De mar a mar entre los dos la guerra,
más honda que la mar. En mi parterre,
miro la mar que el horizonte cierra.
Tú asomada, Guiomar, a un Finisterre,

miras hacia otra mar, la mar de España
que Camoens cantara tenebrosa.
Acaso a ti mi ausencia te acompaña.
A mí me duele tu recuerdo, diosa.

La guerra dio al amor el tajo fuerte.
Y es la total angustia de la muerte,
con la sombra infecunda de tu llama

y la soñada miel de amor tardío,
y la flor imposible de la rama
que ha sentido del hacha el corte frío.

 

A Hoyuelos, como hacía con distanciada frecuencia, llega una tarde un cine ambulante para proyectar la película de turno que no era otra que Frankenstein. Las dos chiquitas, de seis y ochos años, quedan impresionadas por la historia; especialmente Ana, que no entiende porqué el monstruo dio muerte (fue accidente) a la niña que jugaba con él. La mayor, Isabel, le miente diciéndole que conoció a la criatura y sabe dónde vive, en una especie de granero abandonado en las afueras del pueblo.

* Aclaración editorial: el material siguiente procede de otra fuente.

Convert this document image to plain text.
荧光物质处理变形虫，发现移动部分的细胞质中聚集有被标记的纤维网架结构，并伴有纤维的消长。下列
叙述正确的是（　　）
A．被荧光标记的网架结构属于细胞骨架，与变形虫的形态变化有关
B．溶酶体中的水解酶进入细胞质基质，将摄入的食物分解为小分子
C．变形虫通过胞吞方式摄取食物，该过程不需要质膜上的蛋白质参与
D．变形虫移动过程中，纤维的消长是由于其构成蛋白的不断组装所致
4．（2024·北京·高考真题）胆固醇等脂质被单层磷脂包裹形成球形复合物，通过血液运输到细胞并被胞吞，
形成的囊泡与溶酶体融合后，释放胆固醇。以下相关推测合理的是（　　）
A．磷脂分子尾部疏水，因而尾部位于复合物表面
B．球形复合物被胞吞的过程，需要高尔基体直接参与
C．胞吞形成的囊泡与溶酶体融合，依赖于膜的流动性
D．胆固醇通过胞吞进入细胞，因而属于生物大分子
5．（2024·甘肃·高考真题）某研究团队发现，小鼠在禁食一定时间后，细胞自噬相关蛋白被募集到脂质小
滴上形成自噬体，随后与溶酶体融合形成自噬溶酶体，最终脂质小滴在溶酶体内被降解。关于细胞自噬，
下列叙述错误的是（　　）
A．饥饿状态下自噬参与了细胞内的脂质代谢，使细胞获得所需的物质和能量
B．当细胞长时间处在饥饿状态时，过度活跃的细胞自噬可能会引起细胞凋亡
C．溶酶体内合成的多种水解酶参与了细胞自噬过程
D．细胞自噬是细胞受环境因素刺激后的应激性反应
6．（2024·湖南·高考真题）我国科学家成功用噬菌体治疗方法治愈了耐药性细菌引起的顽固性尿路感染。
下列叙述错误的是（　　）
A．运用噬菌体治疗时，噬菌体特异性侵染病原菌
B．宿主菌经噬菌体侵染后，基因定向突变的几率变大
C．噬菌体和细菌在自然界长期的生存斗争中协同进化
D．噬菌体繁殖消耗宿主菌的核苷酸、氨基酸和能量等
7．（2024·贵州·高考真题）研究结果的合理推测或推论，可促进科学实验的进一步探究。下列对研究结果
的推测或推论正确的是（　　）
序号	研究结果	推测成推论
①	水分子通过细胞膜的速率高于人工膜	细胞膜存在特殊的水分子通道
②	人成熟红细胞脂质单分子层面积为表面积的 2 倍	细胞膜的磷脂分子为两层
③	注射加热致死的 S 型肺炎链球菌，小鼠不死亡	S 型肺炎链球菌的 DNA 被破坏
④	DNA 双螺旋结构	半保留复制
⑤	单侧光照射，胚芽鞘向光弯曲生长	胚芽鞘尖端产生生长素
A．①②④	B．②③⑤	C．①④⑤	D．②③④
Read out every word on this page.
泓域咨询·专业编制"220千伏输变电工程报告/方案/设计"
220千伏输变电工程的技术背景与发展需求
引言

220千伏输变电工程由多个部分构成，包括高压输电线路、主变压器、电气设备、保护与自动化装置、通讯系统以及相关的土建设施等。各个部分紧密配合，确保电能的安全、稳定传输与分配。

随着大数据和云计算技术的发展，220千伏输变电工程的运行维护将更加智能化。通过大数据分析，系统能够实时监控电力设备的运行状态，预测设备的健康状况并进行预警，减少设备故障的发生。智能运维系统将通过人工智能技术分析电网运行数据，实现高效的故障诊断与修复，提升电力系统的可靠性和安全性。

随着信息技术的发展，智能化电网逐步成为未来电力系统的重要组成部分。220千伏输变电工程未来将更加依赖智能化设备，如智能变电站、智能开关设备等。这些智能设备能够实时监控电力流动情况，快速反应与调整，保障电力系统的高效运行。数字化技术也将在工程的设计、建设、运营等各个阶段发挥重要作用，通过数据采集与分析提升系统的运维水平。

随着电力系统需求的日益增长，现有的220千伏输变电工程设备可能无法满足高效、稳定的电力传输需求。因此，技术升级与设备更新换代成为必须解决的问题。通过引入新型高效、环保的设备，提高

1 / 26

Ana es toda la película, precioso instrumento de Erice para explorar la impredecible imaginación infantil. En este caso, la de una niña que sacrifica la esencia lúdica de su existencia para entregarse a la obsesión de Frankenstein. Una crónica en imágenes del viaje hacia la demencia precoz de la protagonista. A pesar de haber nacido lejos del lugar de la acción y el mismo año en que se desarrolla, se siente un inquietante tono confesional. Más a nivel del sentimiento de la autobiografía.